Es ist der Kapitalismus, der kriminell ist!
Ein Arbeitsloser erschlägt Arbeitsamtsdirektor - der Kapitalismus steht auf der Anklagebank
Der Fall »Werner Bräuner« ist bei den hiesigen Erwerbslosengruppen
bisher nahezu totgeschwiegen worden - zu groß war ihre Angst, er könne zu
ihrer politischen Diffamierung beitragen, wo sie durch die vom Bundeskanzler losgetretene
»Faulenzerdebatte« und die im Sommertheater niederprasselnden Vorschläge
zum härteren Vorgehen gegen »Arbeitsunwillige« ohnehin schon unter Druck
stehen - ohne dies zum Anlaß zu nehmen, den Kapitalismus und seinen allgemeinen
Arbeitszwang offensiv in Frage zu stellen. Erst nachdem Gruppen aus Frankreich, die in
Kontakt mit Werner Braeuner standen, zur Solidarität aufgerufen hatten (siehe unten),
wurde der Fall auch hier politisch diskutiert.

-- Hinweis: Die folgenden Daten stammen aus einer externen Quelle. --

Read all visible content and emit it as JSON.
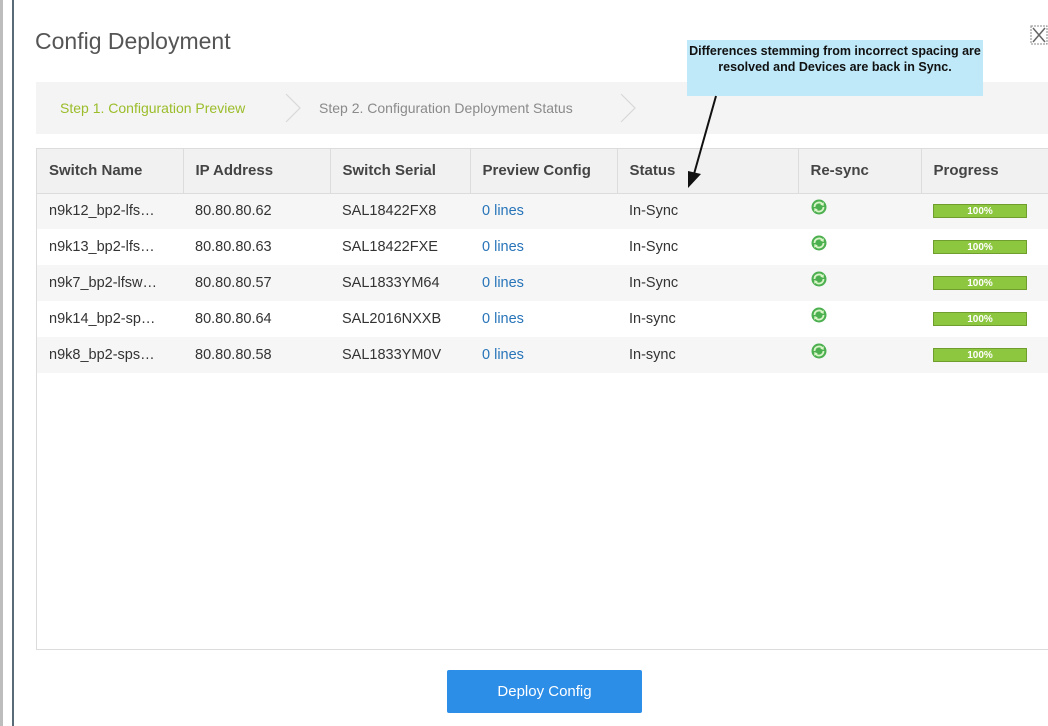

Es geht nicht darum, die Tat zu einem »politischen Fanal« hochzustilisieren,
wie es die Anklagevertretung will. »Warum tötet ein Arbeitsloser einen
Arbeitsamtsdirektor? Der Staatsanwalt sagte am Freitag, als der Prozeß vor dem
Verdener Landgericht begann, die Tat sei aus Haß und Wut erfolgt und weil der
Angeklagte den Entschluß gefaßt habe, den Direktor als Symbol des
Arbeitsamtes und der ganzen Gesellschaft zu töten. Deshalb plädiert
er auf Mord. Der Angeklagte sagt, der Direktor sei seine letzte Hoffnung in einer
Situation gewesen, die ihn bis ins Herz geängstigt habe. Als er seine Hoffnung
enttäuscht sah, habe er nicht mehr gewußt, was er tat. Das hieße Totschlag,
unter Umständen gar Schuldunfähigkeit.« (FAZ, 6.8.01) Es geht aber darum,
auf die Hintergründe hinzuweisen und sie in den
Mittelpunkt zu stellen, die mit zu der Verzweifelung beigetragen haben. Das große
Interesse in den Medien (am ersten Prozeßtag waren z.B. Korrespondenten von
»Liberation« und der zitierten »Frankfurter Allgemeinen Zeitung«
anwesend) zeigt, daß dieser Zusammenhang deutlich gesehen wird. Während alle
Anzeichen darauf hindeuten, dass mit dem Kriseneinbruch die Zahl der Arbeitslosen
drastisch ansteigen wird, während aus den verschiedensten Branchen
Entlassungsmeldungen kommen, wird politisch ein immer stärkerer Druck auf
Arbeitslose und SozialhilfeempfängerInnen aufgebaut, jede Arbeit anzunehmen
und sich zu den miesesten Bedingungen ausbeuten zu lassen. Das ganze
Maßnahmenbündel der sogenannten »aktiven Arbeitsmarktpolitik« -
Feststellungsmaßnahmen, Qualifizierungen, Weiterbildung usw. - dient nur
noch dazu, die Statistik zu schönen und vor allem, um Druck zu machen und die
Gründe für eine Sperrzeit (bei der zweiten folgt dann der gänzliche
Rausschmiß aus dem Unterstützungsbezug!) zu provozieren.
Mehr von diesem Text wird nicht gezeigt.